Presumably the passing of time is what made Ullings feel safe enough to travel to Italy for the holidays. What she probably did not imagine was that the US had not forgotten about the charges and that they were still tracking her moves. Apparently, of the seven Antitrust Division cases involving extradition proceedings, five were prompted by the arrest of a foreign executive who travelled in another country of which the executive was not a citizen (for a background on the prior Antitrust Division extradition cases see here and here).


As soon as Ullings arrived in Palermo she was arrested by Italian authorities with a view to extradition.

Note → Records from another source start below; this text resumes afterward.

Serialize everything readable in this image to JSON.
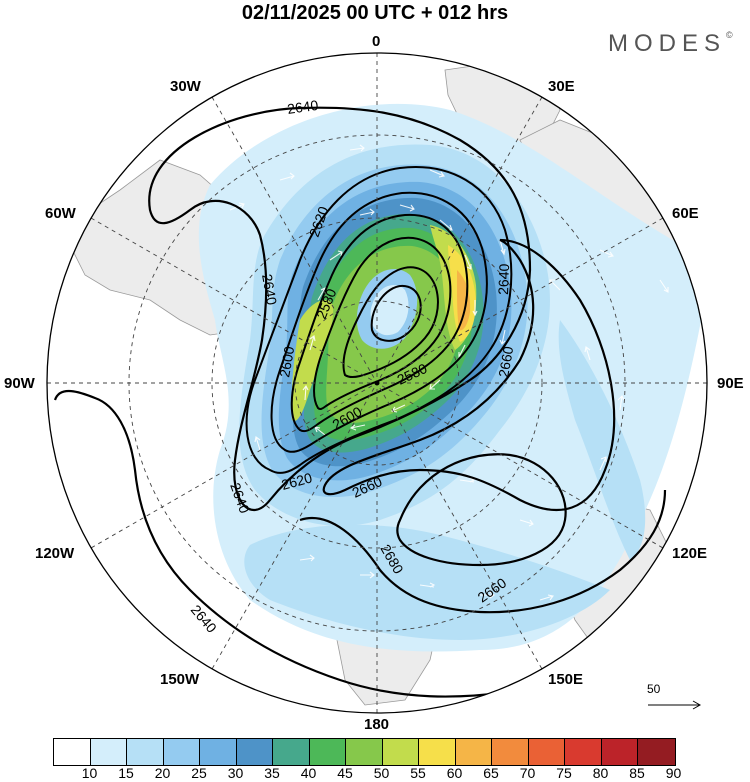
{
  "title": "02/11/2025  00 UTC  + 012 hrs",
  "brand": {
    "text": "MODES",
    "mark": "©"
  },
  "longitude_labels": {
    "deg0": "0",
    "deg30e": "30E",
    "deg60e": "60E",
    "deg90e": "90E",
    "deg120e": "120E",
    "deg150e": "150E",
    "deg180": "180",
    "deg150w": "150W",
    "deg120w": "120W",
    "deg90w": "90W",
    "deg60w": "60W",
    "deg30w": "30W"
  },
  "contour_labels": {
    "c2640a": "2640",
    "c2640b": "2640",
    "c2640c": "2640",
    "c2640d": "2640",
    "c2640e": "2640",
    "c2620a": "2620",
    "c2620b": "2620",
    "c2600a": "2600",
    "c2600b": "2600",
    "c2580a": "2580",
    "c2580b": "2580",
    "c2660a": "2660",
    "c2660b": "2660",
    "c2660c": "2660",
    "c2680a": "2680"
  },
  "reference_vector": {
    "label": "50"
  },
  "colorbar": {
    "labels": [
      "10",
      "15",
      "20",
      "25",
      "30",
      "35",
      "40",
      "45",
      "50",
      "55",
      "60",
      "65",
      "70",
      "75",
      "80",
      "85",
      "90"
    ],
    "colors": [
      "#ffffff",
      "#d4eefb",
      "#b6e0f6",
      "#94cbf0",
      "#6fb1e3",
      "#4e93c8",
      "#46a88c",
      "#4db858",
      "#86c84b",
      "#c2dc4c",
      "#f6df4a",
      "#f5b547",
      "#f28b3d",
      "#ea6135",
      "#d93a2f",
      "#bc2329",
      "#941c22"
    ]
  },
  "map_colors": {
    "land": "#ececec",
    "coast": "#9a9a9a",
    "contour": "#000000",
    "grid": "#444444"
  }
}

With judgment dated 17 October 2019, the Court of Appeal of Palermo ordered her extradition to the US to stand trial, holding in particular that the requirement of dual criminality was satisfied (antitrust infringements are a criminal offence in Italy). Apparently, Ullings waived her appeal before the Court of Cassation.


She resurfaced in the US, where, on 13 January 2010, pre-trial detention was ordered. A couple of weeks after her initial appearance in court, Ullings pled guilty to the price-fixing conspiracy and was reportedly sentenced to 14 months in prison (minus the six months' of detention in Italy) and a fine of $ 20.000.


What the US did in the case of Ullings may be qualified, in the jargon, as “forum shopping”, moving jurisdiction to get a more favourable court judgment. This is a move which the defendants are frequently accused of in extradition proceedings, but practice demonstrates that there is also government forum shopping.


The extradition of Dutch national Maria Christina ‘Meta’ Ullings is a cautionary tale that the mere passing of time is no reason to feel safe. This case demonstrates the risk of international travel for executives who leave a country where there is little or no risk of extradition.